I got a real surprise at the end of the day when I closed up the Tern hide I realised there was a female common scoter floating around with the tufted duck flock. There was also a black-necked grebe reported in the hide diary, although I could not find it.

 

 

30 Days Wild – Day 19

Sunday and almost mid-summer and I was at Blashford where we were hosting Fordingbridge Astronomical Society’s Sun Day. They had telescopes set up so that the sun could be safely viewed and some of its usually hidden secrets seen. However, the clouds did not play along and the sun remained hidden resulting an early end to Sun Day.

However Sunday continued and in the afternoon I was leading a walk to look for dragonflies, damselflies and miscellaneous other bugs.
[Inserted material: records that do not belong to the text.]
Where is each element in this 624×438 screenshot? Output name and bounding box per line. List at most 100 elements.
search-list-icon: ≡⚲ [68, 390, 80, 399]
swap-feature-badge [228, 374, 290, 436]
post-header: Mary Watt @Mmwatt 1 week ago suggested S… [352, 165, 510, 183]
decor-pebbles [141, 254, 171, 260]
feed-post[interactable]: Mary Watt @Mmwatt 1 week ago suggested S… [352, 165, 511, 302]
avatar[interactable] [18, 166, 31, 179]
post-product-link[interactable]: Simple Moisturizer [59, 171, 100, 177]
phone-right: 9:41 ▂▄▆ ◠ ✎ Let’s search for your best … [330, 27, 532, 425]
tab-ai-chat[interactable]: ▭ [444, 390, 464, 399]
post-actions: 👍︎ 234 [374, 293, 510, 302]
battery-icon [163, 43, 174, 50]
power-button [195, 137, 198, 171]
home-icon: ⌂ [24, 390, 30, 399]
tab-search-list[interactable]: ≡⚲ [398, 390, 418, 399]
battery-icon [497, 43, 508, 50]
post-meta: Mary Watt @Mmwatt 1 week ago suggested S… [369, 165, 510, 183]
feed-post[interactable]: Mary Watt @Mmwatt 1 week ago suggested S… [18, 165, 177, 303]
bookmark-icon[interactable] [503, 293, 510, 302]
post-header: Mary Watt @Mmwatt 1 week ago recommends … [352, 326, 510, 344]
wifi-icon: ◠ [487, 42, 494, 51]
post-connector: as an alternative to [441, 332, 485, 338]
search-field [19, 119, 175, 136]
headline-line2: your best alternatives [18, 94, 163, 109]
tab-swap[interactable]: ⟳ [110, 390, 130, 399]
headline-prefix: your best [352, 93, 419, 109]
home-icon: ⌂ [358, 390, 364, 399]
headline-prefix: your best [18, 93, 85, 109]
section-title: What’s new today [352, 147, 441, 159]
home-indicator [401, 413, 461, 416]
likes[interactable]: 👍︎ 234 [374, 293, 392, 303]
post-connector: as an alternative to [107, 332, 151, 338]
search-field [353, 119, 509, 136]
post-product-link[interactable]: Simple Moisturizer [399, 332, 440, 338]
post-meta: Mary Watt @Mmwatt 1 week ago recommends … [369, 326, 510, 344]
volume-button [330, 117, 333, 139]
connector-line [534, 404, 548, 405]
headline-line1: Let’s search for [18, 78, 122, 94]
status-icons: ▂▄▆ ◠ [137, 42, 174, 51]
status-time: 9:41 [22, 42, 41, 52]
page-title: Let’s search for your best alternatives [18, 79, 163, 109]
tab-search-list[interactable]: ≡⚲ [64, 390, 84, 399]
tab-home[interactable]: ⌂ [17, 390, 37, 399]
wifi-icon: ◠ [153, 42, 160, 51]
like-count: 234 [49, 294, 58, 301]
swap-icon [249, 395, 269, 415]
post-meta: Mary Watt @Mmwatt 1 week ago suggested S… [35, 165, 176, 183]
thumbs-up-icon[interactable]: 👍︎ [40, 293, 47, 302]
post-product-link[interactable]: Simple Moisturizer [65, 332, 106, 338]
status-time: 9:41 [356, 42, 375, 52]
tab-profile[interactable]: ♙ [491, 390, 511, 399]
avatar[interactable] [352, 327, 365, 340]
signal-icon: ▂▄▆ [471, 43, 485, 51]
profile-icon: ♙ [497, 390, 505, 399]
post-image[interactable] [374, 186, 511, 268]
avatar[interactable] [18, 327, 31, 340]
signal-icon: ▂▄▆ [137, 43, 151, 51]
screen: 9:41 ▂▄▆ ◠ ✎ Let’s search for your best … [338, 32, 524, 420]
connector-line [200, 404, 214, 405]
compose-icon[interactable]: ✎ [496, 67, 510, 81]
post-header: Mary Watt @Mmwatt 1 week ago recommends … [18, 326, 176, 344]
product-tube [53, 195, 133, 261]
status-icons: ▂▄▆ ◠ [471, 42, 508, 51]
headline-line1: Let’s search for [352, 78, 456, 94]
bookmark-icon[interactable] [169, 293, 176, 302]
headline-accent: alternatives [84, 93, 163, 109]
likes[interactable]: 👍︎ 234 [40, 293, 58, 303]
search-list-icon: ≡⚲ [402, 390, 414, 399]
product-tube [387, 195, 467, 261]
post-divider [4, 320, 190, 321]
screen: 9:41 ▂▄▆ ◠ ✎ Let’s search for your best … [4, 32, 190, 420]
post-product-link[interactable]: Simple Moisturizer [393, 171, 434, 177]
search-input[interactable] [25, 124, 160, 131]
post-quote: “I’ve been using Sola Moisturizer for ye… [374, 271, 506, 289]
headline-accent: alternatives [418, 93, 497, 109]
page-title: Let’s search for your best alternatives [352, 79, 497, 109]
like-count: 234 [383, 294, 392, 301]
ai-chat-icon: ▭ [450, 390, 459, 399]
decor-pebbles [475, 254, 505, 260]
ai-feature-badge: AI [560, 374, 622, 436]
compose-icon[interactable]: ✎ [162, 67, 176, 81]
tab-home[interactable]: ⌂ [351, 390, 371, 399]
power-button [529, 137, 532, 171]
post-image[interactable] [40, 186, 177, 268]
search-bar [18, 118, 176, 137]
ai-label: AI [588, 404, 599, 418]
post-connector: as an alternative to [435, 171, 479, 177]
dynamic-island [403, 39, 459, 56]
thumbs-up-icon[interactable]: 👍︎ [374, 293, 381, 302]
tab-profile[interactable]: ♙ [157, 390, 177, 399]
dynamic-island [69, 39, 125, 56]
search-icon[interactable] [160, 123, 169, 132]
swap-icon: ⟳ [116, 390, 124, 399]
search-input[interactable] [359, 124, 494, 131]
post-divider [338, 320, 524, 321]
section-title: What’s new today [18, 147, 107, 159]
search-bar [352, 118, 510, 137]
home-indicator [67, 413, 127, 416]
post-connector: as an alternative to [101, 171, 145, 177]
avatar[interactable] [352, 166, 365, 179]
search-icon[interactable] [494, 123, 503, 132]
Unfortunately the clouds had continued to gather and light rain started to fall, making insects hard to find.

wet damselfly

soggy damselfly

Despite the rain we did see four species of butterflies, an optimistic migrant red admiral at the Centre Pond, common blue and meadow brown hiding in the meadow and a hundred or more peacock caterpillars in front of the Ivy North hide.

In the morning it had been a little less wet and I had found a few more insects and other invertebrates out and about, including this snipefly, with huge eyes.

fly

snipefly

There are also a lot more siders about now.

spider

spider

Mid-summer is also a time for flowers, perhaps a surprise to some of our visitors, but Blashford is actually quite a good site for orchids, we have several species and sometime sin quite large numbers. This despite most of the being a “Brownfield” site, we tend to think of orchids as plants of ancient downland sites, but many will colonise freely if they get the chance. The bee orchids are at their best now and some can be seen on bank on the side of the main car park.